Et donc, pour en revenir à cette esclandre qu'il nous a faite, c'est un soir que le plat du jour, c'était le boudin aux pommes du chef, et que c'est ça qu'il avait mangé. Quand il a eu fini et qu'il s'est approché du bar pour prendre sa bière digestive, pour faire passer le goût du Cointreau, je lui ai aimablement demandé, comme je le fais avec tous les clients, même les plus cons, s'il avait trouvé ça bon. C'était pas bon, il a fait, c'était dégueulasse. Ignoble. Il était plein d'eau ton boudin.
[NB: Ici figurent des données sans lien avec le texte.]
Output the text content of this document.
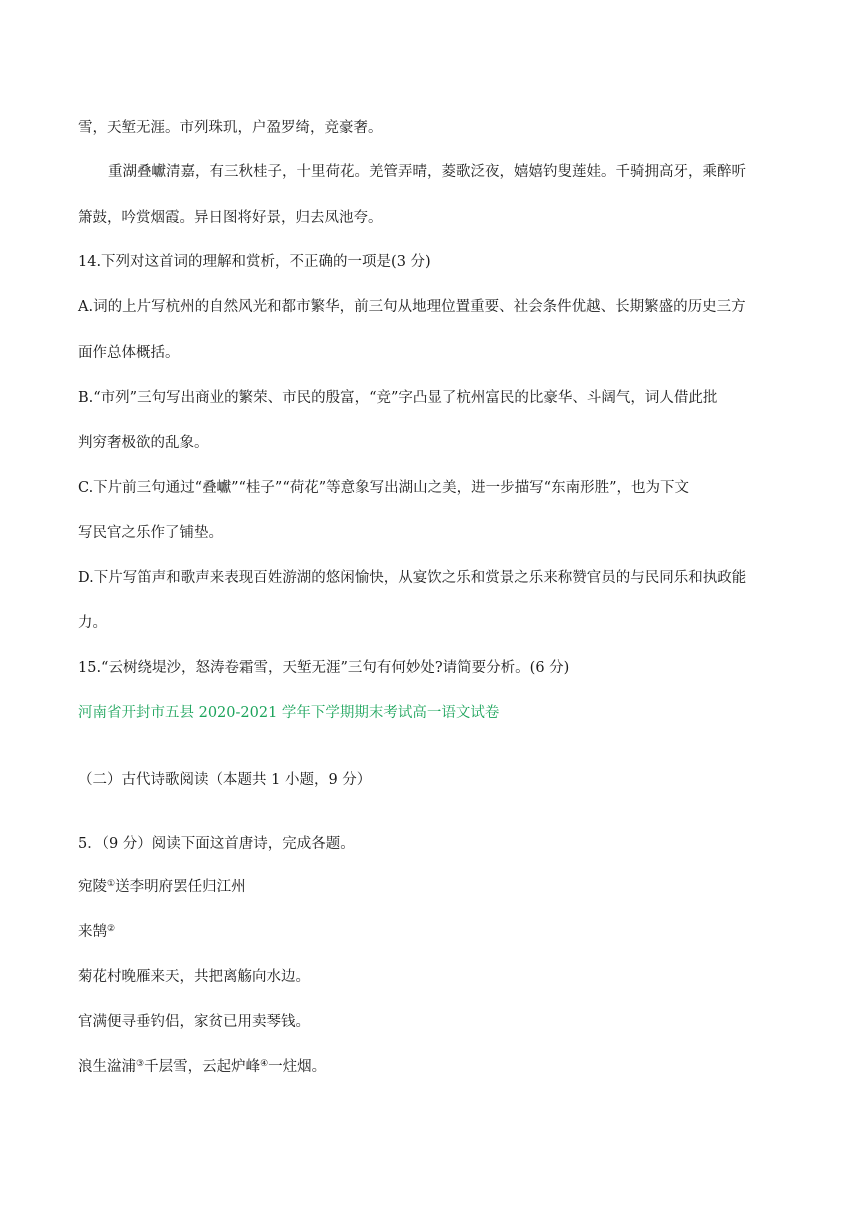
雪，天堑无涯。市列珠玑，户盈罗绮，竞豪奢。
重湖叠巘清嘉，有三秋桂子，十里荷花。羌管弄晴，菱歌泛夜，嬉嬉钓叟莲娃。千骑拥高牙，乘醉听
箫鼓，吟赏烟霞。异日图将好景，归去凤池夸。
14.下列对这首词的理解和赏析，不正确的一项是(3 分)
A.词的上片写杭州的自然风光和都市繁华，前三句从地理位置重要、社会条件优越、长期繁盛的历史三方
面作总体概括。
B.“市列”三句写出商业的繁荣、市民的殷富，“竞”字凸显了杭州富民的比豪华、斗阔气，词人借此批
判穷奢极欲的乱象。
C.下片前三句通过“叠巘”“桂子”“荷花”等意象写出湖山之美，进一步描写“东南形胜”，也为下文
写民官之乐作了铺垫。
D.下片写笛声和歌声来表现百姓游湖的悠闲愉快，从宴饮之乐和赏景之乐来称赞官员的与民同乐和执政能
力。
15.“云树绕堤沙，怒涛卷霜雪，天堑无涯”三句有何妙处?请简要分析。(6 分)
河南省开封市五县 2020-2021 学年下学期期末考试高一语文试卷
（二）古代诗歌阅读（本题共 1 小题，9 分）
5．（9 分）阅读下面这首唐诗，完成各题。
宛陵①送李明府罢任归江州
来鹄②
菊花村晚雁来天，共把离觞向水边。
官满便寻垂钓侣，家贫已用卖琴钱。
浪生湓浦③千层雪，云起炉峰④一炷烟。
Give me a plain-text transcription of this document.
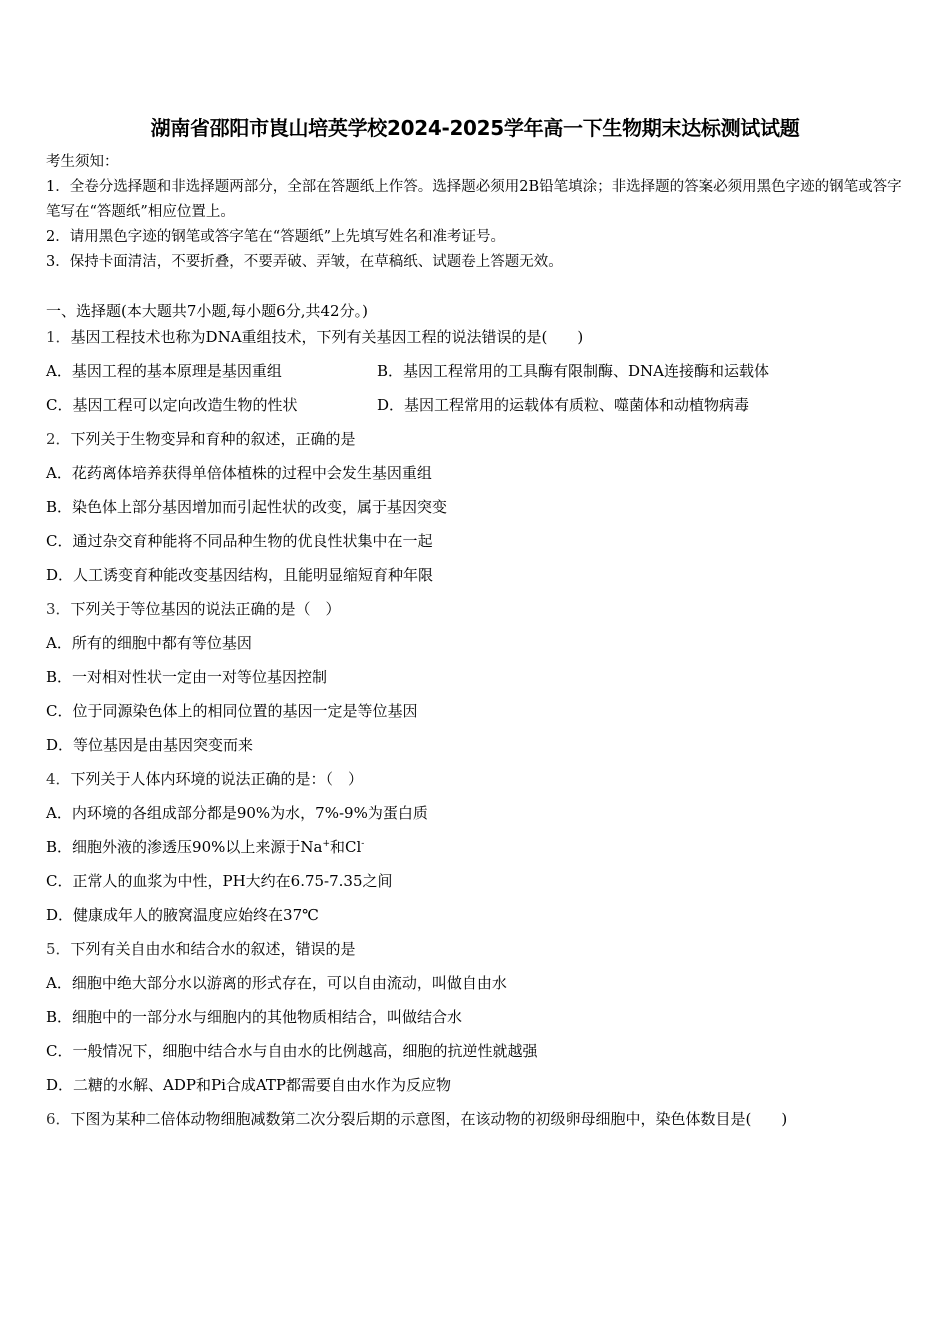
湖南省邵阳市崀山培英学校2024-2025学年高一下生物期末达标测试试题

考生须知：

1．全卷分选择题和非选择题两部分，全部在答题纸上作答。选择题必须用2B铅笔填涂；非选择题的答案必须用黑色字迹的钢笔或答字笔写在“答题纸”相应位置上。

2．请用黑色字迹的钢笔或答字笔在“答题纸”上先填写姓名和准考证号。

3．保持卡面清洁，不要折叠，不要弄破、弄皱，在草稿纸、试题卷上答题无效。

一、选择题(本大题共7小题,每小题6分,共42分。)
1．基因工程技术也称为DNA重组技术，下列有关基因工程的说法错误的是(　　)
A．基因工程的基本原理是基因重组	B．基因工程常用的工具酶有限制酶、DNA连接酶和运载体
C．基因工程可以定向改造生物的性状	D．基因工程常用的运载体有质粒、噬菌体和动植物病毒
2．下列关于生物变异和育种的叙述，正确的是
A．花药离体培养获得单倍体植株的过程中会发生基因重组
B．染色体上部分基因增加而引起性状的改变，属于基因突变
C．通过杂交育种能将不同品种生物的优良性状集中在一起
D．人工诱变育种能改变基因结构，且能明显缩短育种年限
3．下列关于等位基因的说法正确的是（　）
A．所有的细胞中都有等位基因
B．一对相对性状一定由一对等位基因控制
C．位于同源染色体上的相同位置的基因一定是等位基因
D．等位基因是由基因突变而来
4．下列关于人体内环境的说法正确的是：（　）
A．内环境的各组成部分都是90%为水，7%-9%为蛋白质
B．细胞外液的渗透压90%以上来源于Na+和Cl-
C．正常人的血浆为中性，PH大约在6.75-7.35之间
D．健康成年人的腋窝温度应始终在37℃
5．下列有关自由水和结合水的叙述，错误的是
A．细胞中绝大部分水以游离的形式存在，可以自由流动，叫做自由水
B．细胞中的一部分水与细胞内的其他物质相结合，叫做结合水
C．一般情况下，细胞中结合水与自由水的比例越高，细胞的抗逆性就越强
D．二糖的水解、ADP和Pi合成ATP都需要自由水作为反应物
6．下图为某种二倍体动物细胞减数第二次分裂后期的示意图，在该动物的初级卵母细胞中，染色体数目是(　　)
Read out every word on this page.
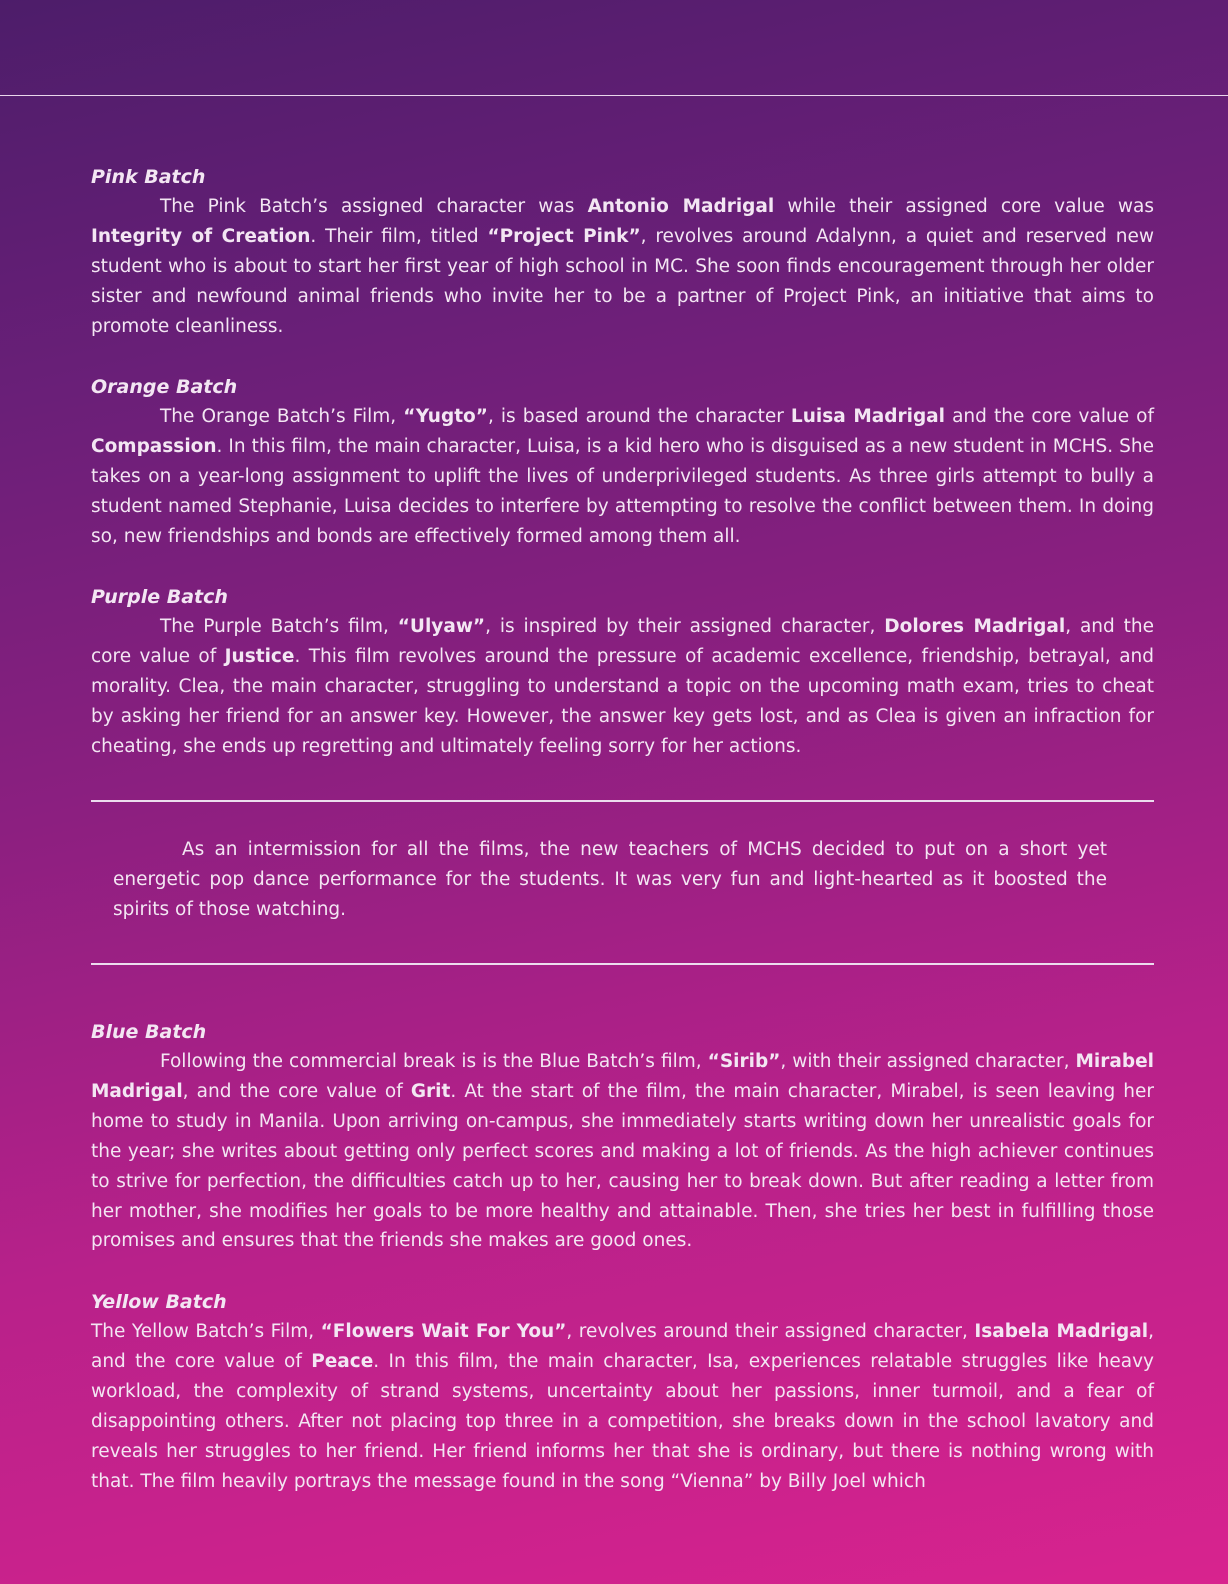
Pink Batch

The Pink Batch’s assigned character was Antonio Madrigal while their assigned core value was Integrity of Creation. Their film, titled “Project Pink”, revolves around Adalynn, a quiet and reserved new student who is about to start her first year of high school in MC. She soon finds encouragement through her older sister and newfound animal friends who invite her to be a partner of Project Pink, an initiative that aims to promote cleanliness.

Orange Batch

The Orange Batch’s Film, “Yugto”, is based around the character Luisa Madrigal and the core value of Compassion. In this film, the main character, Luisa, is a kid hero who is disguised as a new student in MCHS. She takes on a year-long assignment to uplift the lives of underprivileged students. As three girls attempt to bully a student named Stephanie, Luisa decides to interfere by attempting to resolve the conflict between them. In doing so, new friendships and bonds are effectively formed among them all.

Purple Batch

The Purple Batch’s film, “Ulyaw”, is inspired by their assigned character, Dolores Madrigal, and the core value of Justice. This film revolves around the pressure of academic excellence, friendship, betrayal, and morality. Clea, the main character, struggling to understand a topic on the upcoming math exam, tries to cheat by asking her friend for an answer key. However, the answer key gets lost, and as Clea is given an infraction for cheating, she ends up regretting and ultimately feeling sorry for her actions.

As an intermission for all the films, the new teachers of MCHS decided to put on a short yet energetic pop dance performance for the students. It was very fun and light-hearted as it boosted the spirits of those watching.

Blue Batch

Following the commercial break is is the Blue Batch’s film, “Sirib”, with their assigned character, Mirabel Madrigal, and the core value of Grit. At the start of the film, the main character, Mirabel, is seen leaving her home to study in Manila. Upon arriving on-campus, she immediately starts writing down her unrealistic goals for the year; she writes about getting only perfect scores and making a lot of friends. As the high achiever continues to strive for perfection, the difficulties catch up to her, causing her to break down. But after reading a letter from her mother, she modifies her goals to be more healthy and attainable. Then, she tries her best in fulfilling those promises and ensures that the friends she makes are good ones.

Yellow Batch

The Yellow Batch’s Film, “Flowers Wait For You”, revolves around their assigned character, Isabela Madrigal, and the core value of Peace. In this film, the main character, Isa, experiences relatable struggles like heavy workload, the complexity of strand systems, uncertainty about her passions, inner turmoil, and a fear of disappointing others. After not placing top three in a competition, she breaks down in the school lavatory and reveals her struggles to her friend. Her friend informs her that she is ordinary, but there is nothing wrong with that. The film heavily portrays the message found in the song “Vienna” by Billy Joel which
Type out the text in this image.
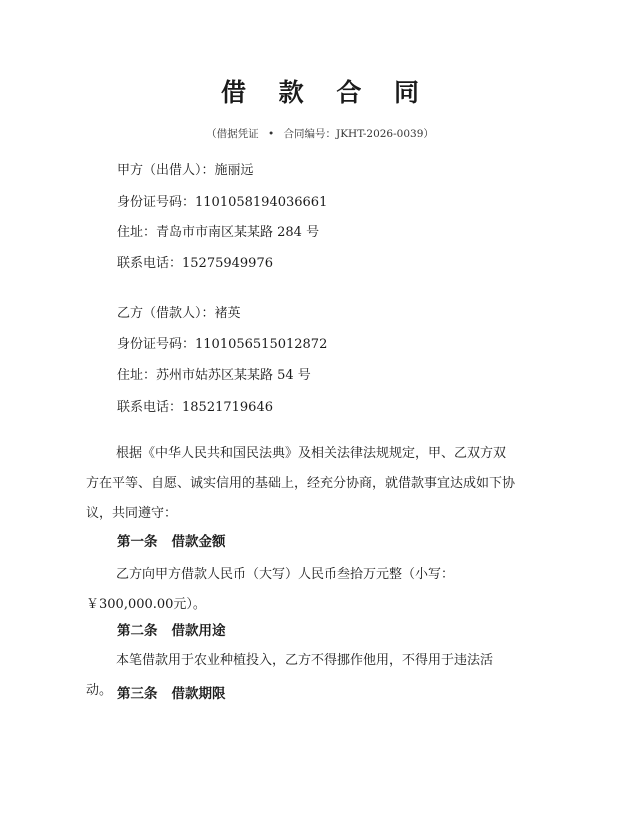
借 款 合 同
（借据凭证 • 合同编号：JKHT-2026-0039）
甲方（出借人）：施丽远
身份证号码：1101058194036661
住址：青岛市市南区某某路 284 号
联系电话：15275949976
乙方（借款人）：褚英
身份证号码：1101056515012872
住址：苏州市姑苏区某某路 54 号
联系电话：18521719646
根据《中华人民共和国民法典》及相关法律法规规定，甲、乙双方双方在平等、自愿、诚实信用的基础上，经充分协商，就借款事宜达成如下协议，共同遵守：
第一条 借款金额
乙方向甲方借款人民币（大写）人民币叁拾万元整（小写：￥300,000.00元）。
第二条 借款用途
本笔借款用于农业种植投入，乙方不得挪作他用，不得用于违法活动。 第三条 借款期限
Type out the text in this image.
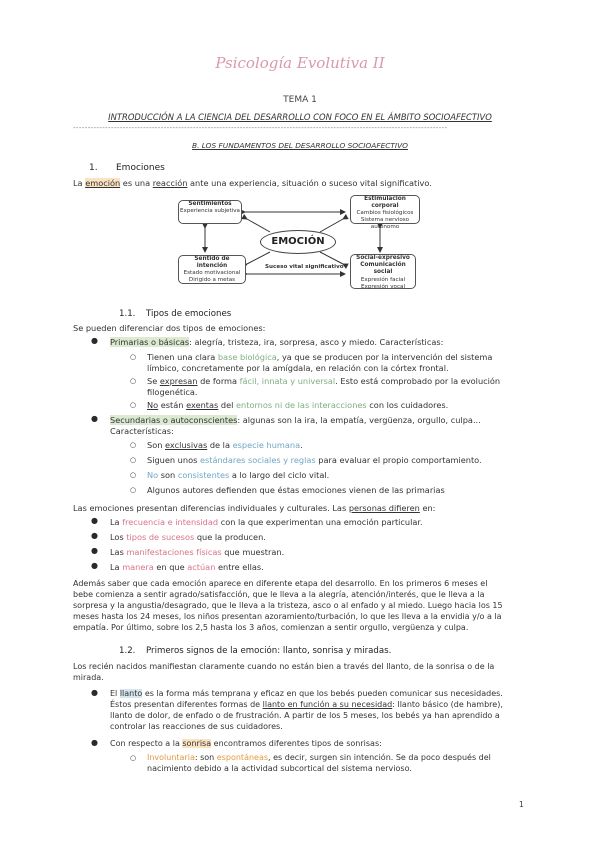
Psicología Evolutiva II
TEMA 1
INTRODUCCIÓN A LA CIENCIA DEL DESARROLLO CON FOCO EN EL ÁMBITO SOCIOAFECTIVO
--------------------------------------------------------------------------------------------------------------------------------
B. LOS FUNDAMENTOS DEL DESARROLLO SOCIOAFECTIVO
1. Emociones
La emoción es una reacción ante una experiencia, situación o suceso vital significativo.
Sentimientos
Experiencia subjetiva
Estimulación corporal
Cambios fisiológicos
Sistema nervioso autónomo
EMOCIÓN
Sentido de intención
Estado motivacional
Dirigido a metas
Suceso vital significativo
Social-expresivo
Comunicación social
Expresión facial
Expresión vocal
1.1. Tipos de emociones
Se pueden diferenciar dos tipos de emociones:
● Primarias o básicas: alegría, tristeza, ira, sorpresa, asco y miedo. Características:
○ Tienen una clara base biológica, ya que se producen por la intervención del sistema
límbico, concretamente por la amígdala, en relación con la córtex frontal.
○ Se expresan de forma fácil, innata y universal. Esto está comprobado por la evolución
filogenética.
○ No están exentas del entornos ni de las interacciones con los cuidadores.
● Secundarias o autoconscientes: algunas son la ira, la empatía, vergüenza, orgullo, culpa...
Características:
○ Son exclusivas de la especie humana.
○ Siguen unos estándares sociales y reglas para evaluar el propio comportamiento.
○ No son consistentes a lo largo del ciclo vital.
○ Algunos autores defienden que éstas emociones vienen de las primarias
Las emociones presentan diferencias individuales y culturales. Las personas difieren en:
● La frecuencia e intensidad con la que experimentan una emoción particular.
● Los tipos de sucesos que la producen.
● Las manifestaciones físicas que muestran.
● La manera en que actúan entre ellas.
Además saber que cada emoción aparece en diferente etapa del desarrollo. En los primeros 6 meses el
bebe comienza a sentir agrado/satisfacción, que le lleva a la alegría, atención/interés, que le lleva a la
sorpresa y la angustia/desagrado, que le lleva a la tristeza, asco o al enfado y al miedo. Luego hacia los 15
meses hasta los 24 meses, los niños presentan azoramiento/turbación, lo que les lleva a la envidia y/o a la
empatía. Por último, sobre los 2,5 hasta los 3 años, comienzan a sentir orgullo, vergüenza y culpa.
1.2. Primeros signos de la emoción: llanto, sonrisa y miradas.
Los recién nacidos manifiestan claramente cuando no están bien a través del llanto, de la sonrisa o de la
mirada.
● El llanto es la forma más temprana y eficaz en que los bebés pueden comunicar sus necesidades.
Éstos presentan diferentes formas de llanto en función a su necesidad: llanto básico (de hambre),
llanto de dolor, de enfado o de frustración. A partir de los 5 meses, los bebés ya han aprendido a
controlar las reacciones de sus cuidadores.
● Con respecto a la sonrisa encontramos diferentes tipos de sonrisas:
○ Involuntaria: son espontáneas, es decir, surgen sin intención. Se da poco después del
nacimiento debido a la actividad subcortical del sistema nervioso.
1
C'est une honte ! Une insulte à la charcuterie ! Alors moi, savez-vous, je ne suis pas payé pour qu'on dénigre la cuisine du chef, même si le boudin n'est pas sa spécialité, d'autant plus qu'il est pakistanais, et musulman, en plus. Donc, à Michel, je lui ai répondu du tac au tac, tu m'en vois extrêmement surpris et contrarié, vu que j'en ai moi-même mangé à midi, du boudin, et que je l'ai trouvé très bon. Mais il a continué à fulminer de plus belle. C'est que ça devait pas être le même, de boudin, ou alors c'est que tu as un goût de chiotte. Ah et puis merde, d'abord, ici c'est cher et c'est pas bon. Et Jean-Marc il me casse les couilles à toujours vouloir me casser la gueule. Et Pierre il me fait chier avec ses histoires à la con qui font rire personne. Et toi, je vais te dire une bonne chose, c'est très limite, l'estime que je te porte. Michel, je lui ai dit sans perdre mon calme, notre boudin est irréprochable, le staff du management également, et je n'aime pas du tout la façon dont tu me parles. Si c'est comme ça, tu n'as qu'à aller essayer le boudin d'en face au lieu de me casser les couilles de façon aussi désagréable.
Et alors vous savez ce qui est arrivé ? Il est resté presque trois semaines sans venir. Et en plus il nous devait 42 euros 50. Jean-Marc en a perdu le sommeil. Qu'est-ce qui vous a pris, Bon Dieu, de le laisser partir sans payer ? il se lamentait. Vous allez voir qu'on le reverra jamais, ce con. Putain, si jamais je le croise dans la rue, je lui explose la gueule.
Moi je n'étais pas trop inquiet et j'avais bien raison. Quand il en a eu marre de la cuisine d'en face, il est revenu chez nous, et après il nous a plus quittés.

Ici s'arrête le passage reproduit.